No dia em que iniciava o seu segundo mandato à frente do Comissariado da ONU para os Refugiados, o português António Guterres afirmou que o século XXI seria o século dos homens em fuga. O Alto Comissário tinha em conta a experiência recolhida ao longo de quatro anos, e ainda a realidade presente, face a um fenómeno que tem estado em crescimento contínuo. Quando fez esta afirmação, Guterres teve ainda o cuidado de lembrar que o problema não é exclusivo do continente africano.
Ora, precisamente nesse dia, o mundo tomava conhecimento da eclosão de mais um êxodo. Centenas de milhares de pessoas eram obrigadas a deixar a sua terra, as suas famílias e os seus bens para fugir à violência, às pilhagens, às violações e à morte. Esta nova tragédia estava a acontecer num país da Ásia Central, o Quirguistão, e as grandes vítimas eram os uzbeques residentes neste país.
De repente, o Quirguistão passou a ser conhecido pela opinião pública ocidental, mas pelas piores razões. Anexado pela Rússia dos czares no final do século XIX, tornou-se membro da URSS, em 1936. Em 1999, aquando do processo de desagregação do império soviético, alcançou a sua independência. O novo estado tinha, no entanto, uma composição demográfica que podia ser, a prazo, uma espécie de bomba relógio: uma composição étnica diversificada, em que dominavam ao quirguises, a etnia maioritária, e que lhe deram o seu nome. O segundo grupo era constituído pelos uzbeques, uma comunidade com ligações afectivas e históricas aos irmãos que vivem no estado vizinho do Uzbequistão. Daí que o referido êxodo tenha como destino este país que, temeroso da avalanche, começou a fechar as fronteiras à vaga de refugiados, ampliando assim a dimensão desta nova catástrofe humanitária.
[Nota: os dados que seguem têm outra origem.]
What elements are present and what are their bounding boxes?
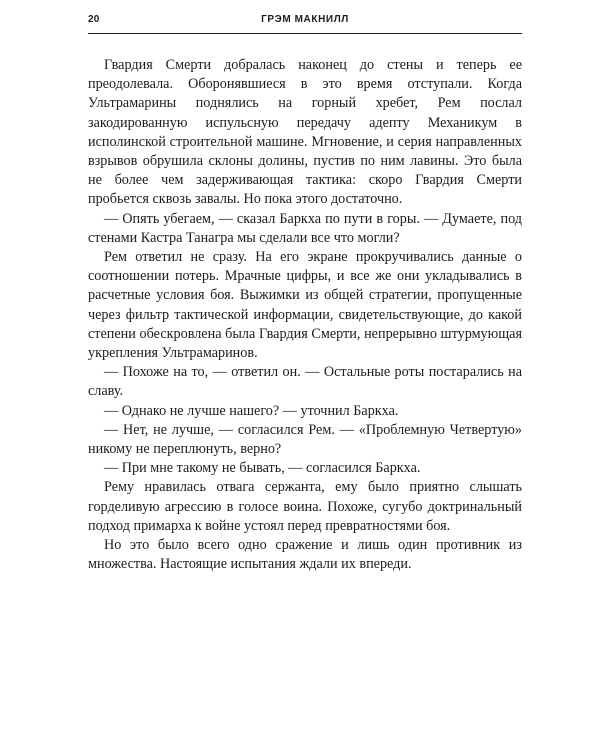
paragraph: Гвардия Смерти добралась наконец до стены и теперь ее преодолевала. Оборонявшиеся в это время отступали. Когда Ультрамарины поднялись на горный хребет, Рем послал закодированную испульсную передачу адепту Механикум в исполинской строительной машине. Мгновение, и серия направленных взрывов обрушила склоны долины, пустив по ним лавины. Это была не более чем задерживающая тактика: скоро Гвардия Смерти пробьется сквозь завалы. Но пока этого достаточно. bbox=[88, 57, 522, 208]
paragraph: Рем ответил не сразу. На его экране прокручивались данные о соотношении потерь. Мрачные цифры, и все же они укладывались в расчетные условия боя. Выжимки из общей стратегии, пропущенные через фильтр тактической информации, свидетельствующие, до какой степени обескровлена была Гвардия Смерти, непрерывно штурмующая укрепления Ультрамаринов. bbox=[88, 249, 522, 362]
header-rule bbox=[88, 33, 522, 34]
paragraph: — Опять убегаем, — сказал Баркха по пути в горы. — Думаете, под стенами Кастра Танагра мы сделали все что могли? bbox=[88, 210, 522, 246]
paragraph: — Похоже на то, — ответил он. — Остальные роты постарались на славу. bbox=[88, 364, 522, 400]
paragraph: Рему нравилась отвага сержанта, ему было приятно слышать горделивую агрессию в голосе воина. Похоже, сугубо доктринальный подход примарха к войне устоял перед превратностями боя. bbox=[88, 479, 522, 534]
paragraph: — Нет, не лучше, — согласился Рем. — «Проблемную Четвертую» никому не переплюнуть, верно? bbox=[88, 421, 522, 458]
paragraph: — При мне такому не бывать, — согласился Баркха. bbox=[104, 460, 421, 477]
paragraph: Но это было всего одно сражение и лишь один противник из множества. Настоящие испытания ждали их впереди. bbox=[88, 537, 522, 573]
running-head-author: ГРЭМ МАКНИЛЛ bbox=[261, 14, 349, 25]
page-header bbox=[88, 14, 522, 34]
body-text bbox=[88, 56, 522, 574]
paragraph: — Однако не лучше нашего? — уточнил Баркха. bbox=[104, 402, 399, 419]
page-number: 20 bbox=[88, 14, 100, 25]
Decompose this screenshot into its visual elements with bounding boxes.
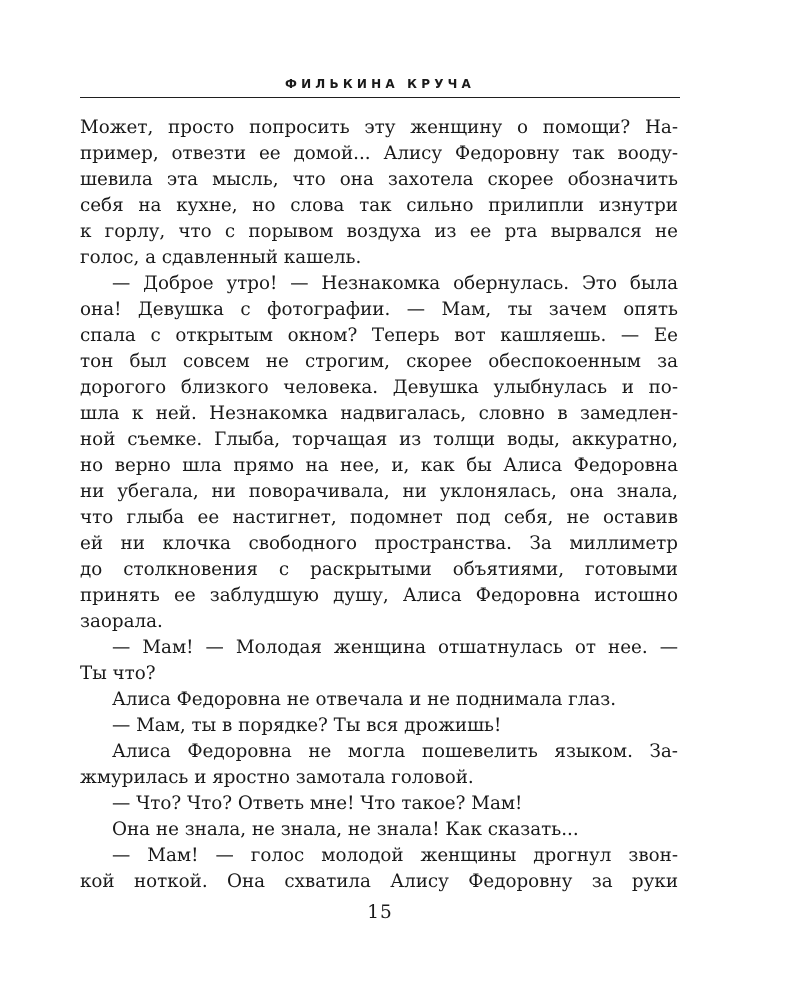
- text-line: шла к ней. Незнакомка надвигалась, словно в замедлен-: [80, 403, 678, 424]
- text-line: заорала.: [80, 611, 163, 632]
- text-line: кой ноткой. Она схватила Алису Федоровну за руки: [80, 871, 678, 892]
- text-line: — Мам! — Молодая женщина отшатнулась от нее. —: [112, 637, 678, 658]
- text-line: пример, отвезти ее домой... Алису Федоровну так вооду-: [80, 143, 678, 164]
- text-line: себя на кухне, но слова так сильно прилипли изнутри: [80, 195, 678, 216]
- text-line: что глыба ее настигнет, подомнет под себя, не оставив: [80, 507, 678, 528]
- text-line: Может, просто попросить эту женщину о помощи? На-: [80, 117, 678, 138]
- text-line: — Доброе утро! — Незнакомка обернулась. Это была: [112, 273, 678, 294]
- text-line: до столкновения с раскрытыми объятиями, готовыми: [80, 559, 678, 580]
- text-line: но верно шла прямо на нее, и, как бы Алиса Федоровна: [80, 455, 678, 476]
- text-line: принять ее заблудшую душу, Алиса Федоровна истошно: [80, 585, 678, 606]
- running-title: ФИЛЬКИНА КРУЧА: [284, 77, 476, 91]
- page-number: 15: [367, 902, 393, 923]
- text-line: спала с открытым окном? Теперь вот кашляешь. — Ее: [80, 325, 678, 346]
- text-line: ни убегала, ни поворачивала, ни уклонялась, она знала,: [80, 481, 678, 502]
- text-line: она! Девушка с фотографии. — Мам, ты зачем опять: [80, 299, 678, 320]
- text-line: Ты что?: [80, 663, 156, 684]
- text-line: голос, а сдавленный кашель.: [80, 247, 362, 268]
- text-line: Она не знала, не знала, не знала! Как сказать...: [112, 819, 579, 840]
- text-line: ной съемке. Глыба, торчащая из толщи воды, аккуратно,: [80, 429, 678, 450]
- text-line: жмурилась и яростно замотала головой.: [80, 767, 474, 788]
- text-line: — Мам! — голос молодой женщины дрогнул звон-: [112, 845, 678, 866]
- text-line: тон был совсем не строгим, скорее обеспокоенным за: [80, 351, 678, 372]
- text-line: — Что? Что? Ответь мне! Что такое? Мам!: [112, 793, 523, 814]
- text-line: шевила эта мысль, что она захотела скорее обозначить: [80, 169, 678, 190]
- text-line: — Мам, ты в порядке? Ты вся дрожишь!: [112, 715, 502, 736]
- text-line: ей ни клочка свободного пространства. За миллиметр: [80, 533, 678, 554]
- text-line: Алиса Федоровна не отвечала и не поднимала глаз.: [112, 689, 617, 710]
- text-line: дорогого близкого человека. Девушка улыбнулась и по-: [80, 377, 678, 398]
- text-line: к горлу, что с порывом воздуха из ее рта вырвался не: [80, 221, 678, 242]
- text-line: Алиса Федоровна не могла пошевелить языком. За-: [112, 741, 678, 762]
A pluralidade étnica e cultural pode ser, e muitas vezes é, uma enorme riqueza para um país, mas constitui, outras tantas vezes, uma ameaça perigosa è sua estabilidade social e política. Veja-se o que está a acontecer na Bélgica, embora neste caso sem a dimensão e as ameaças que caracterizam os chamados problemas étnicos que caracterizam algumas regiões do mundo. No Quirguistão, tudo começou com uma crise política decorrente da demissão forçada do seu presidente, alguns meses atrás. Não se tratou de uma crise despoletada por razões de carácter étnico, mas as tensões políticas que se foram avolumando, desde então, fizeram vir ao de cima as diferenças étnicas.
Em tempo de crise, há sempre que encontrar bodes expiatórios, e os outros, os estranhos, são os mais fáceis de apontar. Em maioria, os quirzigues descarregaram sobre os uzbeques as suas raivas e frustrações, face à indefinição do poder.
Não sabemos se este século poderá vir a ser conhecido como o século dos refugiados, ou, como disse Guterres, como o século dos homens em fuga. Em 100 anos, muitas outras situações poderão ainda ocorrer, suficientemente importantes para dar nome a um século. Mas a tragédia continuada de milhões de seres humanos em fuga constituirá uma mancha que marcará para a história futura o retrato deste século. Se, entretanto, o mundo não acordar, definitivamente, para o problema dos refugiados.